Bob Crowley’s set–two modest rooms poised above a glistening pool of liquid that’s black as despair, backed by a fanciful fire escape furling toward infinity–is too prettified to suggest the crushed hopes of the inhabitants. While Natasha Katz’s intentionally dim lighting doesn’t allow for the more subtle actions to extend far into the audience, the stylized movements imposed by choreographer Steven Hoggett limit spontaneity. In this airless, controlled environment, there’s little room for strife, bitterness, and longing–the untamable elements that were Williams’s stock-in-trade. The one true bonus to the creative team is Nico Muhly’s transporting, allusive incidental music.
Cherry Jones would seem to constitute dream casting for the self-aggrandizing, self-deluding Amanda Wingfield, the embodiment of American can-do spirit. She natters, she nags; she wanders off into narcissistic reveries of her Southern belle past. Reined in, perhaps, by directorial constraints, Jones appears too reasonable, too grounded (physically and emotionally), right up to the end, when Amanda finally reveals her true colors. However, we should see the makings of this monster all along. While a Southern accent rolls easily off Jones’s Tennessee-native tongue, she issues all her utterances with the same pouched mouth and her signature move is an exaggerated hand clap.
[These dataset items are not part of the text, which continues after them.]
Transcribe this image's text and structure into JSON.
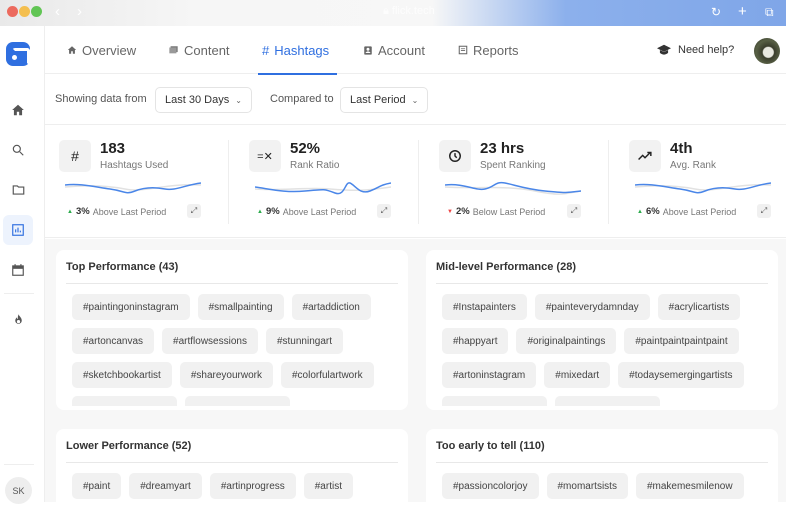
{
  "browser": {
    "url": "flick.tech"
  },
  "sidebar": {
    "items": [
      {
        "name": "home",
        "icon": "home-icon"
      },
      {
        "name": "search",
        "icon": "search-icon"
      },
      {
        "name": "folder",
        "icon": "folder-icon"
      },
      {
        "name": "analytics",
        "icon": "bar-chart-icon",
        "active": true
      },
      {
        "name": "calendar",
        "icon": "calendar-icon"
      },
      {
        "name": "trending",
        "icon": "flame-icon"
      }
    ],
    "user_initials": "SK"
  },
  "nav": {
    "tabs": [
      {
        "label": "Overview",
        "icon": "home-icon"
      },
      {
        "label": "Content",
        "icon": "images-icon"
      },
      {
        "label": "Hashtags",
        "icon": "hash-icon",
        "active": true
      },
      {
        "label": "Account",
        "icon": "account-icon"
      },
      {
        "label": "Reports",
        "icon": "report-icon"
      }
    ],
    "help_label": "Need help?"
  },
  "filters": {
    "showing_label": "Showing data from",
    "range_value": "Last 30 Days",
    "compared_label": "Compared to",
    "compare_value": "Last Period"
  },
  "stats": [
    {
      "value": "183",
      "label": "Hashtags Used",
      "icon": "hash-icon",
      "change": "3%",
      "direction": "up",
      "change_text": "Above Last Period"
    },
    {
      "value": "52%",
      "label": "Rank Ratio",
      "icon": "rank-ratio-icon",
      "change": "9%",
      "direction": "up",
      "change_text": "Above Last Period"
    },
    {
      "value": "23 hrs",
      "label": "Spent Ranking",
      "icon": "clock-icon",
      "change": "2%",
      "direction": "down",
      "change_text": "Below Last Period"
    },
    {
      "value": "4th",
      "label": "Avg. Rank",
      "icon": "trending-up-icon",
      "change": "6%",
      "direction": "up",
      "change_text": "Above Last Period"
    }
  ],
  "colors": {
    "accent": "#2f6fe0",
    "up": "#2bab4b",
    "down": "#ee4444",
    "spark_line": "#4a86e8",
    "spark_compare": "#e2e2e2"
  },
  "groups": [
    {
      "title": "Top Performance (43)",
      "tags": [
        "#paintingoninstagram",
        "#smallpainting",
        "#artaddiction",
        "#artoncanvas",
        "#artflowsessions",
        "#stunningart",
        "#sketchbookartist",
        "#shareyourwork",
        "#colorfulartwork"
      ]
    },
    {
      "title": "Mid-level Performance (28)",
      "tags": [
        "#Instapainters",
        "#painteverydamnday",
        "#acrylicartists",
        "#happyart",
        "#originalpaintings",
        "#paintpaintpaintpaint",
        "#artoninstagram",
        "#mixedart",
        "#todaysemergingartists"
      ]
    },
    {
      "title": "Lower Performance (52)",
      "tags": [
        "#paint",
        "#dreamyart",
        "#artinprogress",
        "#artist"
      ]
    },
    {
      "title": "Too early to tell (110)",
      "tags": [
        "#passioncolorjoy",
        "#momartsists",
        "#makemesmilenow"
      ]
    }
  ]
}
As Tom, the soon-to-be absentee son, who is both the play’s narrator and an active participant, Zachary Quinto is variable as to accent, and also affect. At times, he’s as sulky as an adolescent, but he never achieves the undercurrent of menace and unspeakable, urgent desire that the role requires. Clearly, Quinto’s moves have also been set. He has an odd, unnatural manner of swooping into the action. Initially, for instance, he’s required to “turn back time” by literally falling backwards.
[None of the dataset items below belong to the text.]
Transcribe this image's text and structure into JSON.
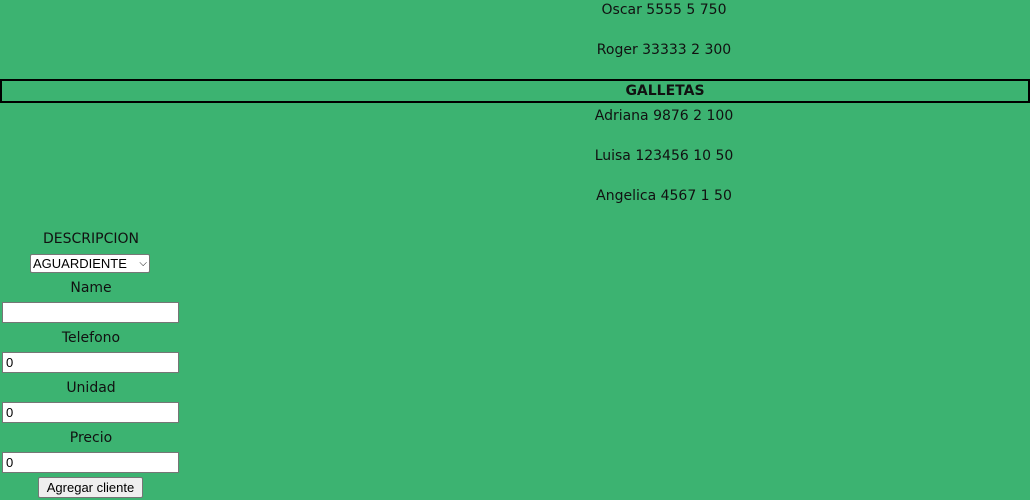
{
  "entries_top": [
    {
      "text": "Oscar 5555 5 750"
    },
    {
      "text": "Roger 33333 2 300"
    }
  ],
  "group": {
    "title": "GALLETAS"
  },
  "entries_group": [
    {
      "text": "Adriana 9876 2 100"
    },
    {
      "text": "Luisa 123456 10 50"
    },
    {
      "text": "Angelica 4567 1 50"
    }
  ],
  "form": {
    "descripcion_label": "DESCRIPCION",
    "descripcion_selected": "AGUARDIENTE",
    "name_label": "Name",
    "name_value": "",
    "telefono_label": "Telefono",
    "telefono_value": "0",
    "unidad_label": "Unidad",
    "unidad_value": "0",
    "precio_label": "Precio",
    "precio_value": "0",
    "submit_label": "Agregar cliente"
  }
}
Laura’s entrance (best kept a surprise) seems to allude a playful hand at work, one which never fully materializes. Celia Keenan-Bolger is an inspired choice for the role, but the posture she’s expected to maintain–hunched shoulders, limp hands–serves as a virtual straightjacket. Limited to acting with her eyes, she does so splendidly.
Brian J. Smith, as Laura’s long-awaited “Gentleman Caller,” is a veritable mistral of fresh air. Often this character, with his by-the-book self-improvement chatter, is portrayed as the most deluded of the bunch. Smith, however, lends him such joie de vivre, such untapped tenderness, that you fully trust his motives, and share in his high hopes.
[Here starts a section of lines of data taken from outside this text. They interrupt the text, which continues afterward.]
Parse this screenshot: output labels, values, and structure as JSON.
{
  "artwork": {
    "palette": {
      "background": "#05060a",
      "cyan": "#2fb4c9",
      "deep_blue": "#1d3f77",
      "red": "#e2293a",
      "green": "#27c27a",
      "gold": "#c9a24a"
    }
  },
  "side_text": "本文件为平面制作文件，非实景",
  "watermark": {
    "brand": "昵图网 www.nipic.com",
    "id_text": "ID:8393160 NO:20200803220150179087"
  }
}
Williams stated quite clearly that he didn’t want a realistic play, but he didn’t rule out realistic portrayals. While we’ve had our share of over-the-top Amandas and twitchy Lauras, there’s probably a happy medium between under-emotive and extreme. Tiffany fails to find it. That the play still works at all is attributable more to Williams’ original brilliance than to the gloss that Tiffany and his team have laid on.